2- Kurumlar Vergisi Kanunu (KVK);
Karmaşıklığı ve sadeleştirme önerileri
1950 yılından 2006 yılına kadar uygulanmakta olan Kurumlar Vergisi Kanunu’muzda 2006 yılında 5520 sayılı Kanun ile baştan aşağı yenilenmiş en güncel temel vergi kanunlarımız arasında yer almaktadır. Bununla birlikte son çıkan Kurumlar Vergisi Kanunu’nda, 18 ayrı tebliğ 44 sirküler ve birçok faklı kanun ile yapılan düzenlemeler yapılmıştır.
Esasen 2006 yılında Kurumlar Vergisi Kanunu’nda devrim niteliğinde yapılan değişiklerin başında kurumlar vergisi oranının %30’lardan %20’ye indirilmesi olmuştur. Ayrıca fon payı ve eğitime destek payı gibi diğer ek vergilerde kaldırılmış ve 2006 yılından 2017 yılına kadar kurumlar vergisi %20 olarak uygulamaya devam etmiştir.

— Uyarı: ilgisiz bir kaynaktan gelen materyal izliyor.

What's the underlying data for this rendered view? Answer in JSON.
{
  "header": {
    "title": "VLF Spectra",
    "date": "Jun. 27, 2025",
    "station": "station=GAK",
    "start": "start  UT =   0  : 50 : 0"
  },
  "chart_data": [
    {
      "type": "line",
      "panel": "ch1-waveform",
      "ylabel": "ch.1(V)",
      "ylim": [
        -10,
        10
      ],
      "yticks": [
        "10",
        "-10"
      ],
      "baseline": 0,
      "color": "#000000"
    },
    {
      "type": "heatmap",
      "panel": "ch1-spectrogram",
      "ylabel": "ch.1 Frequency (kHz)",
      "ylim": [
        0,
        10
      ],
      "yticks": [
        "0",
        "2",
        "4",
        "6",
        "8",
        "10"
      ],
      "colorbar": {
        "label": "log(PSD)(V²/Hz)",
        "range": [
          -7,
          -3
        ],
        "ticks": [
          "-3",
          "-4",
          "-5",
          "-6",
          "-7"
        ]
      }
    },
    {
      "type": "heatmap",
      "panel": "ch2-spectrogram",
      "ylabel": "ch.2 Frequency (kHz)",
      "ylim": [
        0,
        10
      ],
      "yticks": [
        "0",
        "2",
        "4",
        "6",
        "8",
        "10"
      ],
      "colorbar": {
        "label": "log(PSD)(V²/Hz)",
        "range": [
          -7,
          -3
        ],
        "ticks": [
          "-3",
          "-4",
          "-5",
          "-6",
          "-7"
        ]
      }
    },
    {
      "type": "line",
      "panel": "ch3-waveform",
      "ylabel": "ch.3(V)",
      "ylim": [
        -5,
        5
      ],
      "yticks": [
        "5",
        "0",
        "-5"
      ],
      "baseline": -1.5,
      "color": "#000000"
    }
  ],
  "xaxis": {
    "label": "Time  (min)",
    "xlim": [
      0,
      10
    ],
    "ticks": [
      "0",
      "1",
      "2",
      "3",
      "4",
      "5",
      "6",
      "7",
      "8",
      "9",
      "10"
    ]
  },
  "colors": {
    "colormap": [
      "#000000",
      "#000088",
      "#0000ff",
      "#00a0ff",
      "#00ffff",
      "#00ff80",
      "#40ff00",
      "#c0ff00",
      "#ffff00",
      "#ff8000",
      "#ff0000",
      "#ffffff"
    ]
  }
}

2006 yılına kadar kurumlar vergisi oranı %30 olduğu halde dolaysız vergiler arasındaki tahakkuk/tahsilat oranı çok düşüktü. Çok ilginç ama KV oranı %20’ye düştüğü dönemden itibaren KV tahakkuk/tahsilat oranı ciddi seviyede artış göstermiştir. Bu durum dahi tek başına vergilendirmede sadeleştirme ve makul oran seviyesinin ne kadar önemli ve faydalı olduğunun göstergesidir.
Ancak kurumlar vergisinde 2017 yılından beri yapılan oran değişikliği öyle boyutlara ulaştı ki son 6 yılda 5 farklı kurumlar vergisi oranı ortaya çıktı.
Yıl Oran (%)
2017 20
2018-2019-2020 22
2021 25
2022 23
Normal şartlarda 2023 yılı kurumlar vergisi oranı asıl oran olan %20 olarak uygulanması beklenmektedir. Ancak bu oranda bir değişiklik olur mu bilmem. Şuan için %24 oranı kullanılmamış görünüyor…
Tabi işin şakası bir yana vergi oranlarının yükseltilmesi veya yıllar itibariyle farklı oranlarda uygulanması vergiye olan uyum düzeyini maalesef ciddi seviyede düşürmektedir. Zira bu durum 2006 yılında yapılan ciddi oran düşüşünde görülmüş ve kurumlar vergisi tahakkuk matrahları ciddi şekilde artmıştır.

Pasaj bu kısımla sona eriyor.